China suspendió las exportaciones de carne vacuna provenientes del frigorífico ArreBeef SA, con planta en Pérez Millán, tras detectar residuos de cloranfenicol en uno de sus envíos.
La decisión fue incorporada en los registros oficiales del sistema sanitario chino, donde el establecimiento figura con estatus de “importación suspendida”.
La medida fue confirmada por fuentes oficiales argentinas y generó preocupación en el sector exportador, dado que el mercado chino es el principal destino de la carne nacional.
La detección del antibiótico —de amplio espectro y también utilizado en medicina humana— motivó la intervención de la Administración General de Aduanas de China (GACC), que endureció los controles ante incumplimientos sanitarios.

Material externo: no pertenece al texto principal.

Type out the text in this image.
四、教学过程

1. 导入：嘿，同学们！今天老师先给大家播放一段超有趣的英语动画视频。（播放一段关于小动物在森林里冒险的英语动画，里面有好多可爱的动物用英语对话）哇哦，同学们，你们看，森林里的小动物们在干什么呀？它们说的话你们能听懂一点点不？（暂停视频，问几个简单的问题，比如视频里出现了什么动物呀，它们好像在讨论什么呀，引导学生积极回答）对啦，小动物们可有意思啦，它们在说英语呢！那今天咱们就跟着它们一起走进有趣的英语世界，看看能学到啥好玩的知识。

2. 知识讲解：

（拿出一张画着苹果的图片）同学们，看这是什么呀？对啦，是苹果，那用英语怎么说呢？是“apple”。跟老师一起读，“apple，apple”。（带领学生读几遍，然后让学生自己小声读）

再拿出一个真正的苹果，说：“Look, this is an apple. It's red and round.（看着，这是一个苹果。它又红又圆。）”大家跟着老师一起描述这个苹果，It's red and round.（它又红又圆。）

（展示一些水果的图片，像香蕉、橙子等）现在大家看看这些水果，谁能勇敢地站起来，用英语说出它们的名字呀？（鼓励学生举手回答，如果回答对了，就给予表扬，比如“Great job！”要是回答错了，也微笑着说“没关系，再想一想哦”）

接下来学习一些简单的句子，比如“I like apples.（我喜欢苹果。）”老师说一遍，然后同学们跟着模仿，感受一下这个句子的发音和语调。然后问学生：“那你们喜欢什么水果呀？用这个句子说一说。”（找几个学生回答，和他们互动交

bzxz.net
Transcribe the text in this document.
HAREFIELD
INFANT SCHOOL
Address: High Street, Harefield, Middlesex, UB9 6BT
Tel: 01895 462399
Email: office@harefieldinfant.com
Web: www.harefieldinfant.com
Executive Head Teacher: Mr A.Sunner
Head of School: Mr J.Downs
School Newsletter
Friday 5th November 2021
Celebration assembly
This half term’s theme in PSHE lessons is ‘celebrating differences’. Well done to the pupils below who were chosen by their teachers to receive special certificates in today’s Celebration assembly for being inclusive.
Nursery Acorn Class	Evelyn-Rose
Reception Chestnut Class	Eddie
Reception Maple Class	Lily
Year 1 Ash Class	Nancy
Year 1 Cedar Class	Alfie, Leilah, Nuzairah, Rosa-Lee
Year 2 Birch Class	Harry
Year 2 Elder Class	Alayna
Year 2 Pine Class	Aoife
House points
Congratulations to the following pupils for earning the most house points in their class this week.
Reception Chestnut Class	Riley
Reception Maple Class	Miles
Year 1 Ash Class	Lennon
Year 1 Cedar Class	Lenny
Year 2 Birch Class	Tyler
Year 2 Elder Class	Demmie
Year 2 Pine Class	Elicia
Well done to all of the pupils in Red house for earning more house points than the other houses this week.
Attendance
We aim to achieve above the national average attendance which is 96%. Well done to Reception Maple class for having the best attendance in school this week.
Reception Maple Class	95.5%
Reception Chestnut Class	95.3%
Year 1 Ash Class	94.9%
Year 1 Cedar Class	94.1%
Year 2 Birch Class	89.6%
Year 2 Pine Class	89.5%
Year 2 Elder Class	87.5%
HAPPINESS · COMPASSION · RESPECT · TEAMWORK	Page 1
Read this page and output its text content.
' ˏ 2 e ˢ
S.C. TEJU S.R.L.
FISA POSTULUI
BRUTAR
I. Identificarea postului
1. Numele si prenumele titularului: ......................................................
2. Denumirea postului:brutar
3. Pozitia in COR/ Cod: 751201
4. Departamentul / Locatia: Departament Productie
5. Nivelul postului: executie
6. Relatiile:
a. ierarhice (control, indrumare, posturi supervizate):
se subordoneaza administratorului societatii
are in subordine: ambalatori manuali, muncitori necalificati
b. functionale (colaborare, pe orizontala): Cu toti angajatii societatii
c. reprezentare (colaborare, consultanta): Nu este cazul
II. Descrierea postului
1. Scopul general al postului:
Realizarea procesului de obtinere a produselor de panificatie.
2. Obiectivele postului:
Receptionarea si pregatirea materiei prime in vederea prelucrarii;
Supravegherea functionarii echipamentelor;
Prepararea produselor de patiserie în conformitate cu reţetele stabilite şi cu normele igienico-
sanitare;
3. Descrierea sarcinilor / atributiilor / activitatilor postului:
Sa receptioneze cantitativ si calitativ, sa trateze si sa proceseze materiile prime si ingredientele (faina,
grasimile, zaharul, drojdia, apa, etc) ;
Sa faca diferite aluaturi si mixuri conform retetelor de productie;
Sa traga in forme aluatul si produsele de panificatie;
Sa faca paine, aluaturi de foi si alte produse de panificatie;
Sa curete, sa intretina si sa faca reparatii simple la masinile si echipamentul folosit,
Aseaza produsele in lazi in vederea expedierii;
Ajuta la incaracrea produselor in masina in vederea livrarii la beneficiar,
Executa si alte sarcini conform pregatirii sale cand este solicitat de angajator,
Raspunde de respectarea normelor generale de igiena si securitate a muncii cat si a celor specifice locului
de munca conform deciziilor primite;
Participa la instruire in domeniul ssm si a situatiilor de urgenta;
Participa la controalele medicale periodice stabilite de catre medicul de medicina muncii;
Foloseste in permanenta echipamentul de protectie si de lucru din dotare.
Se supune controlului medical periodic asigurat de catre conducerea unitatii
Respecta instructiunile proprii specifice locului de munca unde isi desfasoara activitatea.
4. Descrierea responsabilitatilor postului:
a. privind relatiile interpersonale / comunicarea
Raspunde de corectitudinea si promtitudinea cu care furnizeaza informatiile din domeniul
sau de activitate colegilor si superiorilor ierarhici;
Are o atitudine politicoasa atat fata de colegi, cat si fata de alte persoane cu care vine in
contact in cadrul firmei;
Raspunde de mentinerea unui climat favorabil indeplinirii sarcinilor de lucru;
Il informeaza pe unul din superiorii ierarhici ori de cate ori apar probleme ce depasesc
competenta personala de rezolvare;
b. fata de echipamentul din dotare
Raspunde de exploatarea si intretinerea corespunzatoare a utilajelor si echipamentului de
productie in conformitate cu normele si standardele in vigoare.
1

En este contexto, el freno a ArreBeef se inscribe en una política más estricta del gigante asiático sobre los productos importados, en un escenario de creciente exigencia en materia de seguridad alimentaria. En el sector advierten que China busca reforzar sus controles internos y responder a la presión de sus propios productores.
A nivel operativo, la compañía informó que la operatoria comercial continúa sin interrupciones en los embarques ya realizados. Según explicaron, los contenedores que se encuentran en tránsito no serán rechazados y los compromisos comerciales se mantendrán. “En ningún caso se rechaza lo que está en altamar”, indicaron.
Además, desde la empresa relativizaron el impacto económico inmediato y consideraron que la suspensión tendrá carácter transitorio.
La situación se produce en un contexto complejo para la empresa, que días atrás había quedado en el centro de la escena por la suspensión de alrededor de 400 trabajadores vinculados a su planta en Pérez Millán.